The Stadium Renovation committee had its first planning session on Jan. 4, 1996 with more than two dozen members. In almost no time there were plans for an artificial surface to be added to the football field along with an 8-lane Eurotan track surface, new sidewalks, asphalt parking lot and refurbished concession stands.
On Aug. 30, 1996 the first game was played on AstroTurf Xl surface between Parkersburg South and Wheeling Park. On Sept. 6 the Big Reds played host to Hurricane on the new turf.
The cost of the new surface and renovations came to $1.25 million dollars which included $400,000 worth of in-kind services, $400,000 for advertising signs, $250,000 in donations and five bank loans of $400,000.
New light standards were installed in 1998. In 1999 new locker rooms were built in the Mary Lou Hague Memorial Sports and Arts complex at a cost of $536,390. In 2005 the restoration of the concrete stands was done at a cost of $129,356. In 2006 the turf was replaced at a cost of $295,000 with ProGrass artificial surface.
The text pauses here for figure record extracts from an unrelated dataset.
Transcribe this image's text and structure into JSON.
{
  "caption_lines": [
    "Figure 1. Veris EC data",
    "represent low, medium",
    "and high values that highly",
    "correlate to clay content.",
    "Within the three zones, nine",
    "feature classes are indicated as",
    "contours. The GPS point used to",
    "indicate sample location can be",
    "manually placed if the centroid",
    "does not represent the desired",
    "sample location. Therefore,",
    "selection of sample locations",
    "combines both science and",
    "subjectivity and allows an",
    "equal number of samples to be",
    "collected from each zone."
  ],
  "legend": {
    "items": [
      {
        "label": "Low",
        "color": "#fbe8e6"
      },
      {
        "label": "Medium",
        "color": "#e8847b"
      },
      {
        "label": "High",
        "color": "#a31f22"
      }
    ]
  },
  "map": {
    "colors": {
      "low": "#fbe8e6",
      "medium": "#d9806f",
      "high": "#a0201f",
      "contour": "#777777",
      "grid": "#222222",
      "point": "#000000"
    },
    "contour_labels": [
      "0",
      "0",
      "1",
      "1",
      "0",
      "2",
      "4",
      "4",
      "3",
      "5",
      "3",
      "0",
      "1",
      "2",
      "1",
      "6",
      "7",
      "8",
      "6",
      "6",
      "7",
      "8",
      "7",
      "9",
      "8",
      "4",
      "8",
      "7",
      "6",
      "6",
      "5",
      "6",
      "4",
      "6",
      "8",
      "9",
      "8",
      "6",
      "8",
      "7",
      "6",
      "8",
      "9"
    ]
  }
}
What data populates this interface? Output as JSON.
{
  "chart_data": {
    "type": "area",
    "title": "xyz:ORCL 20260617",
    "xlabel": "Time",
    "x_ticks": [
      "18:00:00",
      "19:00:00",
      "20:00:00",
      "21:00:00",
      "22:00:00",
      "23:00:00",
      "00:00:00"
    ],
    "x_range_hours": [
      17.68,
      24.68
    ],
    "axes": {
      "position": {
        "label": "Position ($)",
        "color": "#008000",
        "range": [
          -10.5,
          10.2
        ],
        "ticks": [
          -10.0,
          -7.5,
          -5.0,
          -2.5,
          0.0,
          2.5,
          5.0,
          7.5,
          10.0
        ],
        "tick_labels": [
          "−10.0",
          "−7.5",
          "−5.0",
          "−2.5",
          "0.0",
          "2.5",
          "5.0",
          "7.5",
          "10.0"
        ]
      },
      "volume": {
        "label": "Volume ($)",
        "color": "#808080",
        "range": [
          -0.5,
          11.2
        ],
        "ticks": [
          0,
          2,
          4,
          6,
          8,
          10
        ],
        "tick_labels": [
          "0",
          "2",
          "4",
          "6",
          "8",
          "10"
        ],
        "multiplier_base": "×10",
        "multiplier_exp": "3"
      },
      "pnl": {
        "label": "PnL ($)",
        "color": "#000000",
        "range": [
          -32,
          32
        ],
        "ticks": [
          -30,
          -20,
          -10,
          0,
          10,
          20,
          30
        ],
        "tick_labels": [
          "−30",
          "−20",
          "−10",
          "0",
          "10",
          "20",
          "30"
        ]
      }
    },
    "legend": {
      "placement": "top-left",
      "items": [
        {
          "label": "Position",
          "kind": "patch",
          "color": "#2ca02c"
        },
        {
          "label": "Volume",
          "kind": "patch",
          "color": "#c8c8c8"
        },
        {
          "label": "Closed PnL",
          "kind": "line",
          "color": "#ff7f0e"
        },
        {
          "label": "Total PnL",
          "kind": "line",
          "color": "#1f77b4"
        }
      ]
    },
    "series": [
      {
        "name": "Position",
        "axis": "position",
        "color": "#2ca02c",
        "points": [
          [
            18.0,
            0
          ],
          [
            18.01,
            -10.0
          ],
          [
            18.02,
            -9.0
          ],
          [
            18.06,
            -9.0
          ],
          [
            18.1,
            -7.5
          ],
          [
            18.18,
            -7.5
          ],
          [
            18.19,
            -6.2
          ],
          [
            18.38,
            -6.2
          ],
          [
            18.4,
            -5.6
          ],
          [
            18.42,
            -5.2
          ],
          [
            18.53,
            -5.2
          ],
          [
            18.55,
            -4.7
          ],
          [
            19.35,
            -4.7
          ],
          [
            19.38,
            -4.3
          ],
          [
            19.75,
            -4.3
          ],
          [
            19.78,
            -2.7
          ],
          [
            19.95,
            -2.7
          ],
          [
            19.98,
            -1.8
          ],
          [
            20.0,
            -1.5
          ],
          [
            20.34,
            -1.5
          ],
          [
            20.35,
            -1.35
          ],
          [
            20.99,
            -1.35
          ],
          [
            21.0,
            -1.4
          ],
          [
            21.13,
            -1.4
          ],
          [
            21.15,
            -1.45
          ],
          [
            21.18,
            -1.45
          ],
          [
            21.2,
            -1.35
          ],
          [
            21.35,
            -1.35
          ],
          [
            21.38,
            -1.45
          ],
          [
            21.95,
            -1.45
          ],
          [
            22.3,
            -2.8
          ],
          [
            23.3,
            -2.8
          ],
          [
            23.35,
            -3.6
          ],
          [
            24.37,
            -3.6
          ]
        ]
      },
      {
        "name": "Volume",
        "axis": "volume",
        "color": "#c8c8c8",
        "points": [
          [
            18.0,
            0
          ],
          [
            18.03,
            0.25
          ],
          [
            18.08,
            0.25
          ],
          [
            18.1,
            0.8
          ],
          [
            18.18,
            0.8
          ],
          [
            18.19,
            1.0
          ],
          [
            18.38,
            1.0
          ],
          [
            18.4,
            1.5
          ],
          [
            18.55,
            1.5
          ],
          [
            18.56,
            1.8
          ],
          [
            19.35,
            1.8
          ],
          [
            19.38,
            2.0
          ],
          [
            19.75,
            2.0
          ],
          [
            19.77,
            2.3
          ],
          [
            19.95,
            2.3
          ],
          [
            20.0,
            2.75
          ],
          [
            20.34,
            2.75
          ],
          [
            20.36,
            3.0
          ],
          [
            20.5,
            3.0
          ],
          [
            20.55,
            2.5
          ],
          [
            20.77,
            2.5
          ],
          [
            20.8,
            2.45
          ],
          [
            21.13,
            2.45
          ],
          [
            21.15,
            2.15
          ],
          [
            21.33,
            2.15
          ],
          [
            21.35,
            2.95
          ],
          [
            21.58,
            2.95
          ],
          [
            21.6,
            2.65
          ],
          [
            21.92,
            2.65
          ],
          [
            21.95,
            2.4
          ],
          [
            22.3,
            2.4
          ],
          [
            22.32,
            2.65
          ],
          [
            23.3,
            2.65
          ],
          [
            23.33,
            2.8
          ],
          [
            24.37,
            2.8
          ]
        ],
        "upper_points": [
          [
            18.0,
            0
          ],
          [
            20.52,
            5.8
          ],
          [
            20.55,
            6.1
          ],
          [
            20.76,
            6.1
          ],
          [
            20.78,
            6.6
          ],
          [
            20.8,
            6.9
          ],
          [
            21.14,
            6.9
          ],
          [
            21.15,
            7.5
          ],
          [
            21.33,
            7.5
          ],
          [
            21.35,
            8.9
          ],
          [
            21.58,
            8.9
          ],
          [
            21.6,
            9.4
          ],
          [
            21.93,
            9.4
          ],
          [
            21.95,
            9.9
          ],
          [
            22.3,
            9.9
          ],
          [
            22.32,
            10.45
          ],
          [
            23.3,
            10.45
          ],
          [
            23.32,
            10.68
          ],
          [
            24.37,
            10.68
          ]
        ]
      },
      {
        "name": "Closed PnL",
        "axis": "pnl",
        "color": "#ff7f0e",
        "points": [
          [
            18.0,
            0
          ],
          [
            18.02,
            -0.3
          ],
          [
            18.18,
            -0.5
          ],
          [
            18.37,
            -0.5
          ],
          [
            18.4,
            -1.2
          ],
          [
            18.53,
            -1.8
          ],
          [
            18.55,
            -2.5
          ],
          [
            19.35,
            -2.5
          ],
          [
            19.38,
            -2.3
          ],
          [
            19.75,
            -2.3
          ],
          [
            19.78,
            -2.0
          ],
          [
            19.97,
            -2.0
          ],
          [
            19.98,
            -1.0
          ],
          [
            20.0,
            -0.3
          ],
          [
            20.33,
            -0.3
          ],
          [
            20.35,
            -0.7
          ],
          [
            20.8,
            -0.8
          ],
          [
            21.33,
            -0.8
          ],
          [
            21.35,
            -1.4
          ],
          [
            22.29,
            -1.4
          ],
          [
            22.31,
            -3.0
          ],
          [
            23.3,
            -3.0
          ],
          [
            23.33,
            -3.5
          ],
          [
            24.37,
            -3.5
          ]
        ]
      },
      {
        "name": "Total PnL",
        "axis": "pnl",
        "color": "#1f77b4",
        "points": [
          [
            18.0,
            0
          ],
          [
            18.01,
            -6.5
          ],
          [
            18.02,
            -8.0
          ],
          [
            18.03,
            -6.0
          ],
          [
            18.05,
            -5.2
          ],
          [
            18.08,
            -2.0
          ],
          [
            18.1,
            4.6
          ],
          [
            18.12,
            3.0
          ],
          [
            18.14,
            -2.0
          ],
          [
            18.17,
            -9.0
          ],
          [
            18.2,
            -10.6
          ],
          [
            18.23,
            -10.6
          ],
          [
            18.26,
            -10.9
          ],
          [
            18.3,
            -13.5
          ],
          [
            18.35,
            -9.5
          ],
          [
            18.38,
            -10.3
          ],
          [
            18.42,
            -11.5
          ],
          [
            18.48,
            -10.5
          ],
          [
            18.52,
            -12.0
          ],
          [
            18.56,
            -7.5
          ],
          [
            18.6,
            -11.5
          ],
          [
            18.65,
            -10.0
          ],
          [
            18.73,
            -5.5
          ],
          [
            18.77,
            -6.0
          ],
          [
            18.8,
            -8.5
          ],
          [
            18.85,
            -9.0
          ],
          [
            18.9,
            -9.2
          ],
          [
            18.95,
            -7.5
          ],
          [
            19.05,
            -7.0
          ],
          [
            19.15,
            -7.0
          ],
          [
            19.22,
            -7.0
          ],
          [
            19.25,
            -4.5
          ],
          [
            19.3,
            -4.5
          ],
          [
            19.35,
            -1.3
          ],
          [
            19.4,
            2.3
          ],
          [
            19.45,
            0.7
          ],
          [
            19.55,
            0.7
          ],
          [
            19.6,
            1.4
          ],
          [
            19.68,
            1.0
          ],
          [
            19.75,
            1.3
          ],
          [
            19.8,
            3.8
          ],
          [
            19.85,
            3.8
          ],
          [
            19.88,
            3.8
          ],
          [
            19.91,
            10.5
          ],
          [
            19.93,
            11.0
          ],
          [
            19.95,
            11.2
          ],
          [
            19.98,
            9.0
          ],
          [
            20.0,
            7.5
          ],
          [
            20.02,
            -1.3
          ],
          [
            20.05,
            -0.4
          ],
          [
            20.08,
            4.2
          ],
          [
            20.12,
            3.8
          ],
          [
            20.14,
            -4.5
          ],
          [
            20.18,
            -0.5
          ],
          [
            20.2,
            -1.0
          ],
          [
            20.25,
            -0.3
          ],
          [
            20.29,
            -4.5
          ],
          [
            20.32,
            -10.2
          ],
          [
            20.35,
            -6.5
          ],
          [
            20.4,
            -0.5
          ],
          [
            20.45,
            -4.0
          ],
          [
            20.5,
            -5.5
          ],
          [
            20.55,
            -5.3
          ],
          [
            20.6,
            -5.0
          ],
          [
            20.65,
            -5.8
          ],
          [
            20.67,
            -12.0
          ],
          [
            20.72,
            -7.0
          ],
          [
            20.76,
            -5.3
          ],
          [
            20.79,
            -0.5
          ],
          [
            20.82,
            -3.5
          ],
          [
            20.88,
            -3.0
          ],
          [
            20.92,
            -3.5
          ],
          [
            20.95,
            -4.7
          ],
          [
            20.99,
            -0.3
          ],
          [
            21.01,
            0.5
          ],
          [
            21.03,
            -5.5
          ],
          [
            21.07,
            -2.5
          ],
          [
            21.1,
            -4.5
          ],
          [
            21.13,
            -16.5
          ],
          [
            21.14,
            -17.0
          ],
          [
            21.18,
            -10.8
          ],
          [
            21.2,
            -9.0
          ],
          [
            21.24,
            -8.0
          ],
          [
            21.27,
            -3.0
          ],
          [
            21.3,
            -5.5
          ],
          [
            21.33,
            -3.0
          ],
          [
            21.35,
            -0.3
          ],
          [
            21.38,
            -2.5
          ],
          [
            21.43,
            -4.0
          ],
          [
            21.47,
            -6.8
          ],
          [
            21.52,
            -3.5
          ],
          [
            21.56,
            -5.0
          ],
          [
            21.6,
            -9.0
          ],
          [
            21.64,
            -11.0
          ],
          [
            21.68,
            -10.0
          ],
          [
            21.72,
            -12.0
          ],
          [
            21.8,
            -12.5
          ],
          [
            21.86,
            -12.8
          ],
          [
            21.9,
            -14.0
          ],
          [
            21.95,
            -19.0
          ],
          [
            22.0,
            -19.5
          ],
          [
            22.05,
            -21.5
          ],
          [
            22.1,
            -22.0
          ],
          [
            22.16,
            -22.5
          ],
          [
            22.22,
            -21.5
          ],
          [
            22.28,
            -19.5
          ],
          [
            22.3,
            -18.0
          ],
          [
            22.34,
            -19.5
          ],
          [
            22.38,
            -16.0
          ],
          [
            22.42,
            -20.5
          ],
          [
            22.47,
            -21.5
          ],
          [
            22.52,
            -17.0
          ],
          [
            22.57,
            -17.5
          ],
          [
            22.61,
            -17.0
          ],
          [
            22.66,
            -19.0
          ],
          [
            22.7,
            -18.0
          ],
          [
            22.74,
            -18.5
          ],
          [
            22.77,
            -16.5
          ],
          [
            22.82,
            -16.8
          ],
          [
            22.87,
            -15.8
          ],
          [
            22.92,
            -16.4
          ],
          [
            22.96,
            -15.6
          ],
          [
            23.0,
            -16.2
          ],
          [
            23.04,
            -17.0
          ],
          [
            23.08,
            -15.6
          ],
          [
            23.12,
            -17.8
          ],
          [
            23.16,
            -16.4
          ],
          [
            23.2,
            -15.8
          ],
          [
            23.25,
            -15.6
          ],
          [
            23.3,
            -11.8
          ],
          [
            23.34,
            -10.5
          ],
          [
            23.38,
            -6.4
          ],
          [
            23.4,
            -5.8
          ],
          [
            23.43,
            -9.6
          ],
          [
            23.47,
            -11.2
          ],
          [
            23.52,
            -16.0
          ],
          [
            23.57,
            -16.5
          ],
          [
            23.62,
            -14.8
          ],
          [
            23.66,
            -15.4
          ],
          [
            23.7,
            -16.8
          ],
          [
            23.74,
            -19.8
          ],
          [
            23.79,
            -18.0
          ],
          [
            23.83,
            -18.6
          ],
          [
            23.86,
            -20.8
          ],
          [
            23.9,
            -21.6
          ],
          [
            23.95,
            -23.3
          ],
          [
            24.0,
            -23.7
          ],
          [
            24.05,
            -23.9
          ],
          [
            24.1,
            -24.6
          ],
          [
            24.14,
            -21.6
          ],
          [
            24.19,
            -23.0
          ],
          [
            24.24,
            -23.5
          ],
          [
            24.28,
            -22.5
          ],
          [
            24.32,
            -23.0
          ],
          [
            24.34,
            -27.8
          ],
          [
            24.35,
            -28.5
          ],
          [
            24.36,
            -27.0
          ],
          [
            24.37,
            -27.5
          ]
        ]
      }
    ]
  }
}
In 2009 a new concession stand and restrooms were built on the home side at a cost of $195,000. The track was resurfaced in 2010 at a cost of $75,000 and in 2012 handrails were installed at a cost of $68,090.
In 2013 the home side bleachers were replaced in time for the second home game of the season. New seats were also installed with backs for the reserved seat section. The visiting bleachers still need to be replaced and contributions are still being taken.